What is it?
Alphabetical list of terms and definitions that is used consistently by all stakeholders of a specific project or product, including localization.
Why is it important?
Glossaries support localization efforts by eliminating ambiguity in how terms are used in specific contexts, which, in turn, improves communication and translation. Glossaries intended for internal use or by the localization vendor tend to be more detailed than those intended for customers.
Why does a technical communicator need to know this?
Glossaries help to ensure that all stakeholders in a given project or product can share information effectively.

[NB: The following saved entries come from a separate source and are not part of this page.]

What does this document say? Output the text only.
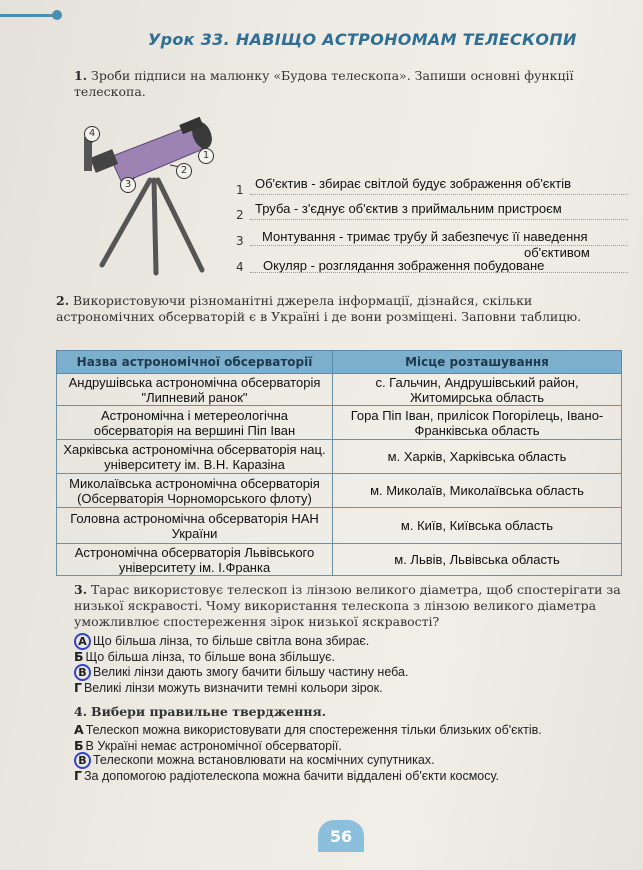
Урок 33. НАВІЩО АСТРОНОМАМ ТЕЛЕСКОПИ
1. Зроби підписи на малюнку «Будова телескопа». Запиши основні функції телескопа.
4
1
2
3	1 Об'єктив - збирає світлой будує зображення об'єктів
2 Труба - з'єднує об'єктив з приймальним пристроєм
3 Монтування - тримає трубу й забезпечує її наведення
об'єктивом
4 Окуляр - розглядання зображення побудоване
2. Використовуючи різноманітні джерела інформації, дізнайся, скільки астрономічних обсерваторій є в Україні і де вони розміщені. Заповни таблицю.
Назва астрономічної обсерваторії	Місце розташування
Андрушівська астрономічна обсерваторія "Липневий ранок"	с. Гальчин, Андрушівський район, Житомирська область
Астрономічна і метереологічна обсерваторія на вершині Піп Іван	Гора Піп Іван, прилісок Погорілець, Івано-Франківська область
Харківська астрономічна обсерваторія нац. університету ім. В.Н. Каразіна	м. Харків, Харківська область
Миколаївська астрономічна обсерваторія (Обсерваторія Чорноморського флоту)	м. Миколаїв, Миколаївська область
Головна астрономічна обсерваторія НАН України	м. Київ, Київська область
Астрономічна обсерваторія Львівського університету ім. І.Франка	м. Львів, Львівська область
3. Тарас використовує телескоп із лінзою великого діаметра, щоб спостерігати за низької яскравості. Чому використання телескопа з лінзою великого діаметра уможливлює спостереження зірок низької яскравості?
А Що більша лінза, то більше світла вона збирає.
Б Що більша лінза, то більше вона збільшує.
В Великі лінзи дають змогу бачити більшу частину неба.
Г Великі лінзи можуть визначити темні кольори зірок.
4. Вибери правильне твердження.
А Телескоп можна використовувати для спостереження тільки близьких об'єктів.
Б В Україні немає астрономічної обсерваторії.
В Телескопи можна встановлювати на космічних супутниках.
Г За допомогою радіотелескопа можна бачити віддалені об'єкти космосу.
56
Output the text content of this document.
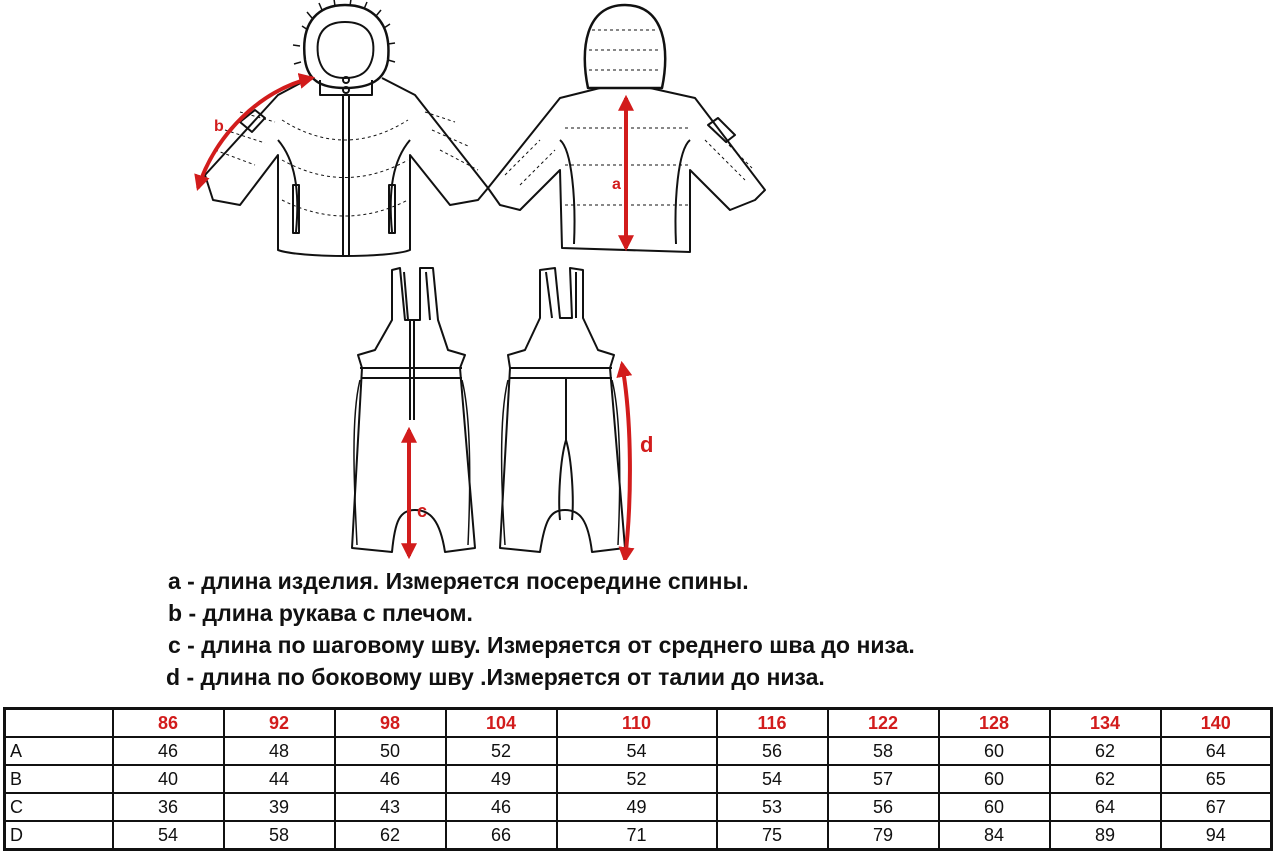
a
b
c
d
a - длина изделия. Измеряется посередине спины.
b - длина рукава с плечом.
c - длина по шаговому шву. Измеряется от среднего шва до низа.
d - длина по боковому шву .Измеряется от талии до низа.
	86	92	98	104	110	116	122	128	134	140
A	46	48	50	52	54	56	58	60	62	64
B	40	44	46	49	52	54	57	60	62	65
C	36	39	43	46	49	53	56	60	64	67
D	54	58	62	66	71	75	79	84	89	94
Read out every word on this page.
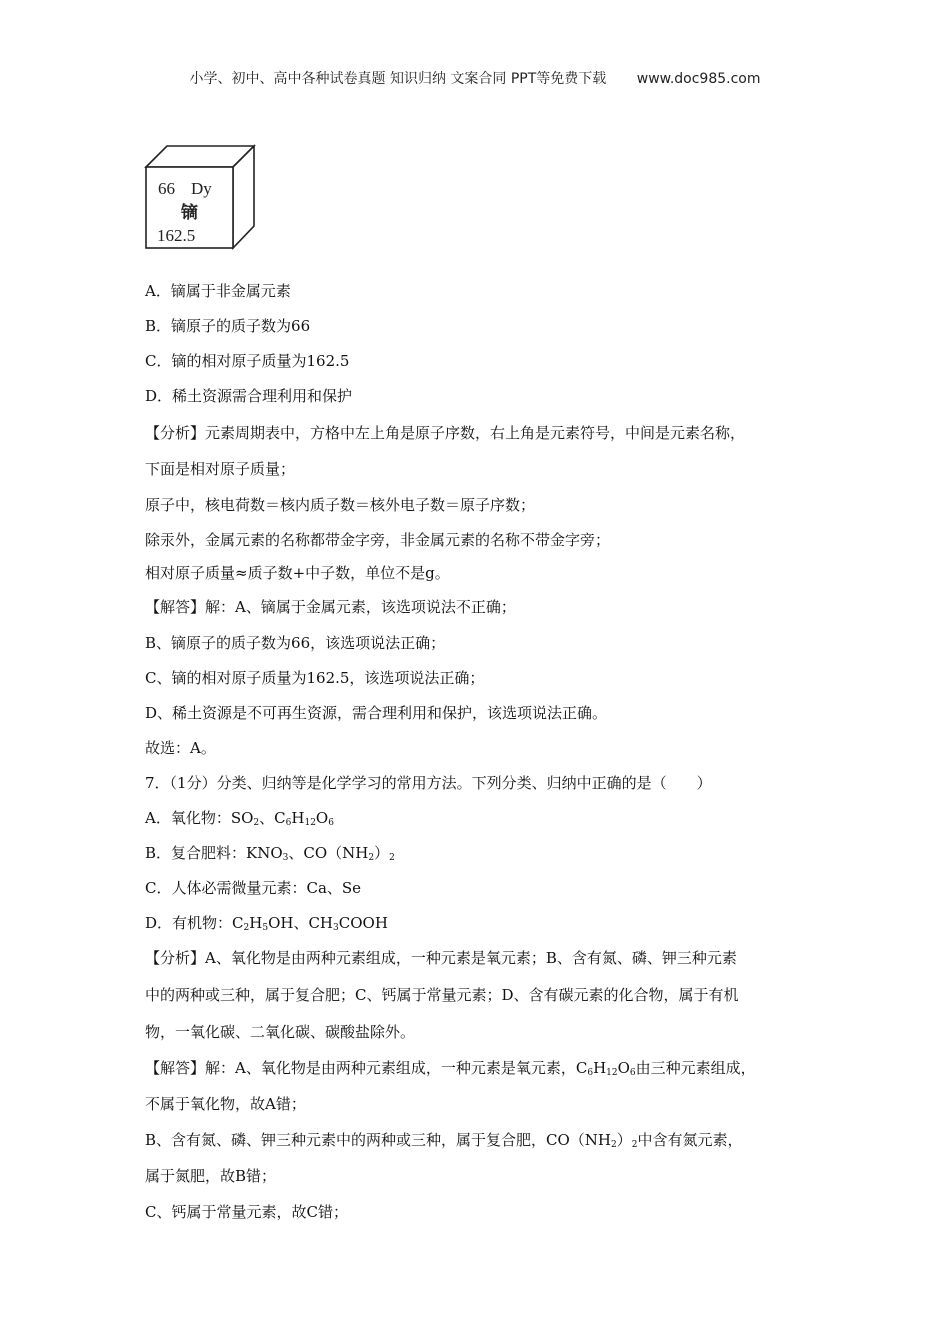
小学、初中、高中各种试卷真题 知识归纳 文案合同 PPT等免费下载 www.doc985.com
66 Dy
镝
162.5

A．镝属于非金属元素

B．镝原子的质子数为66

C．镝的相对原子质量为162.5

D．稀土资源需合理利用和保护

【分析】元素周期表中，方格中左上角是原子序数，右上角是元素符号，中间是元素名称，

下面是相对原子质量；

原子中，核电荷数＝核内质子数＝核外电子数＝原子序数；

除汞外，金属元素的名称都带金字旁，非金属元素的名称不带金字旁；

相对原子质量≈质子数+中子数，单位不是g。

【解答】解：A、镝属于金属元素，该选项说法不正确；

B、镝原子的质子数为66，该选项说法正确；

C、镝的相对原子质量为162.5，该选项说法正确；

D、稀土资源是不可再生资源，需合理利用和保护，该选项说法正确。

故选：A。

7．（1分）分类、归纳等是化学学习的常用方法。下列分类、归纳中正确的是（　　）

A．氧化物：$SO_2$、$C_6H_{12}O_6$

B．复合肥料：$KNO_3$、$CO(NH_2)_2$

C．人体必需微量元素：Ca、Se

D．有机物：$C_2H_5OH$、$CH_3COOH$

【分析】A、氧化物是由两种元素组成，一种元素是氧元素；B、含有氮、磷、钾三种元素

中的两种或三种，属于复合肥；C、钙属于常量元素；D、含有碳元素的化合物，属于有机

物，一氧化碳、二氧化碳、碳酸盐除外。

【解答】解：A、氧化物是由两种元素组成，一种元素是氧元素，$C_6H_{12}O_6$由三种元素组成，

不属于氧化物，故A错；

B、含有氮、磷、钾三种元素中的两种或三种，属于复合肥，$CO(NH_2)_2$中含有氮元素，

属于氮肥，故B错；

C、钙属于常量元素，故C错；
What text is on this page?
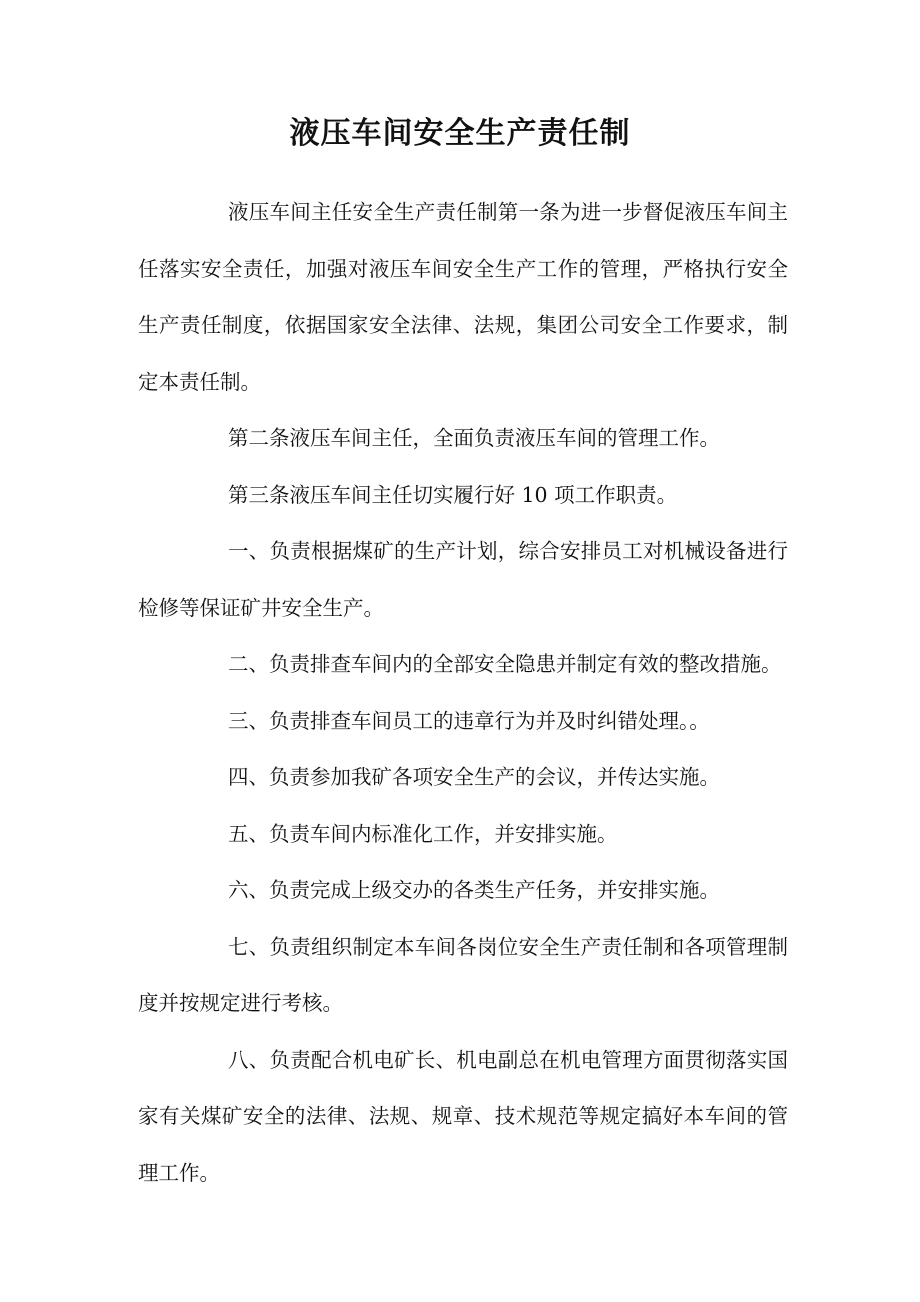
液压车间安全生产责任制

液压车间主任安全生产责任制第一条为进一步督促液压车间主任落实安全责任，加强对液压车间安全生产工作的管理，严格执行安全生产责任制度，依据国家安全法律、法规，集团公司安全工作要求，制定本责任制。

第二条液压车间主任，全面负责液压车间的管理工作。

第三条液压车间主任切实履行好 10 项工作职责。

一、负责根据煤矿的生产计划，综合安排员工对机械设备进行检修等保证矿井安全生产。

二、负责排查车间内的全部安全隐患并制定有效的整改措施。

三、负责排查车间员工的违章行为并及时纠错处理。。

四、负责参加我矿各项安全生产的会议，并传达实施。

五、负责车间内标准化工作，并安排实施。

六、负责完成上级交办的各类生产任务，并安排实施。

七、负责组织制定本车间各岗位安全生产责任制和各项管理制度并按规定进行考核。

八、负责配合机电矿长、机电副总在机电管理方面贯彻落实国家有关煤矿安全的法律、法规、规章、技术规范等规定搞好本车间的管理工作。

To be effective in culturally specific contexts, glossaries should be created collaboratively with product and localization professionals.
Generally, glossaries play these important roles:
- ensure a consistent use of terms by people and electronic systems
- provide definitions of terms most important to a subject, product, or project
- account for the cultural context in which words are being used
In creating the glossary term and definition, you must consider how local application could affect that definition.
Words included in a glossary vary based on project need and are likely to include technical terms, project-proprietary terms, and other, more general, terms that might be easily misinterpreted.
For localization, an effective glossary definition needs additional details:
- parts of speech
- definitions expressed in the words and syntax that will be most easily understood by the intended audience(s)
- the context in which the definition applies
- an example of usage
- preferred term in each target language
Depending on the audience and purpose of a glossary, it could be published in a variety of formats and media. Localization experts should be familiar with several types of glossaries including term bases and published glossaries that are delivered to end users.
Glossaries and term bases are related, but not identical. Term bases are comprehensive for the company or product line, and typically contain more detail about the term than the glossary does. Term bases are usually intended for internal use by the content development and localization teams[Kohl 2008][Walmer 1999].
- [Kohl 2008] The Global English Style Guide: Writing Clear, Translatable Documentation for a Global Market: Kohl, J.R. (2008). SAS Publishing.
- [Walmer 1999] One company’s efforts to improve translation and localization: Walmer, D. (1999). Technical Communication, Volume 46, Number 2, May 1999, pp. 230-237. Registration or pay required. Free for STC members.
- [Brewer 2015] International Virtual Teams: Engineering Global Success: Brewer, Pam Estes. (2015). IEEE PCS Professional Engineering Communication Series.